Çocukken bostancı da yüksek bir binada oturduk bir dönem.
Açık havalarda adaların arkasından bir dağın tepesi belirirdi bazen.
Uludağ mıdır, başka bir dağ mıdır bilemem ama biz Uludağ diye bakıp sevinirdik.
arkadaşlar lodoslu havalarda istanbul'un sahil kesimindeki birçok yüksek noktadan uludağ görülebilmektedir. evliya çelebi de bunda hemfikirdir. hatta pendik'ten geçen ekim ayında lodoslu net bir havada çekmiş olduğum fotoğrafları sizinle paylaşmak isterim. fotoğraflarda en yakında görülen sıra samanlı dağlarıdır. oratada solda görünen gemlikteki 1200 metrelik gemiç tepesidir. en arkada kalan doğu-batı istikametinde uzanan dağ ise uludağ'dır, keza uludağ tek bir tepesi olan sivri bir dağ değildir.
caddebostan sahilinden eminönü'yü gördüğünü iddia eden insanla tanıştırılması, karşı cins ise evlendirilmesi gerekir. pek bir mutlu olurlar, hatta iyi çocuk olurlarsa karaköy'deki evlerinin camından kıbrısı ve hatta hatta şirinleri bile görebilirler.

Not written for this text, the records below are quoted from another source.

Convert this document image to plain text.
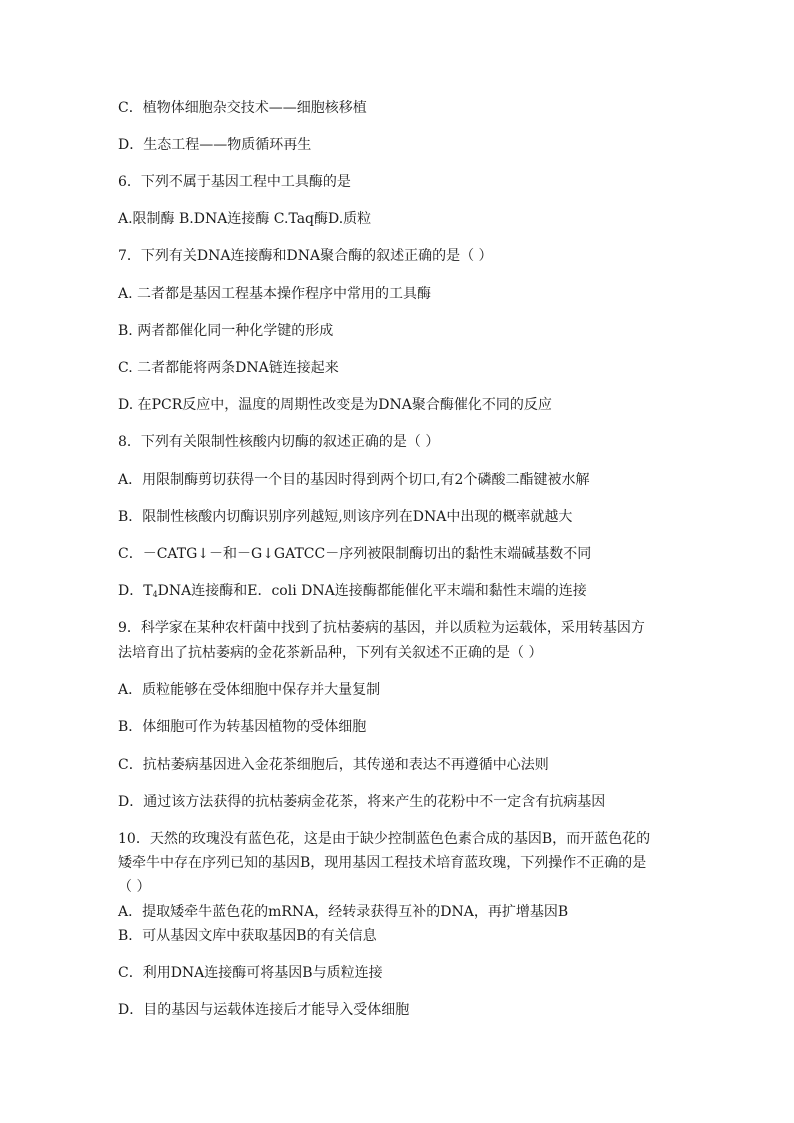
C．植物体细胞杂交技术——细胞核移植
D．生态工程——物质循环再生
6．下列不属于基因工程中工具酶的是
A.限制酶 B.DNA连接酶 C.Taq酶D.质粒
7．下列有关DNA连接酶和DNA聚合酶的叙述正确的是（ ）
A. 二者都是基因工程基本操作程序中常用的工具酶
B. 两者都催化同一种化学键的形成
C. 二者都能将两条DNA链连接起来
D. 在PCR反应中，温度的周期性改变是为DNA聚合酶催化不同的反应
8．下列有关限制性核酸内切酶的叙述正确的是（ ）
A．用限制酶剪切获得一个目的基因时得到两个切口,有2个磷酸二酯键被水解
B．限制性核酸内切酶识别序列越短,则该序列在DNA中出现的概率就越大
C．－CATG↓－和－G↓GATCC－序列被限制酶切出的黏性末端碱基数不同
D．$T_4DNA$连接酶和E．coli DNA连接酶都能催化平末端和黏性末端的连接
9．科学家在某种农杆菌中找到了抗枯萎病的基因，并以质粒为运载体，采用转基因方
法培育出了抗枯萎病的金花茶新品种，下列有关叙述不正确的是（ ）
A．质粒能够在受体细胞中保存并大量复制
B．体细胞可作为转基因植物的受体细胞
C．抗枯萎病基因进入金花茶细胞后，其传递和表达不再遵循中心法则
D．通过该方法获得的抗枯萎病金花茶，将来产生的花粉中不一定含有抗病基因
10．天然的玫瑰没有蓝色花，这是由于缺少控制蓝色色素合成的基因B，而开蓝色花的
矮牵牛中存在序列已知的基因B，现用基因工程技术培育蓝玫瑰，下列操作不正确的是
（ ）
A．提取矮牵牛蓝色花的mRNA，经转录获得互补的DNA，再扩增基因B
B．可从基因文库中获取基因B的有关信息
C．利用DNA连接酶可将基因B与质粒连接
D．目的基因与运载体连接后才能导入受体细胞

ihsan oktay'ın puslu kıtalar atlası'nda rivayet ettiğine göre, bir zamanlar galata kulesi'nde, oturduğu yerden uludağ'ı gören şahin gözlü gözcüler var imiş. iki şehir de karbonmonoksit tehdidi altında değilmiş. maviler mavi, yeşiller yeşilmiş. develer tellal(çağırtmaç), pireler berber imiş.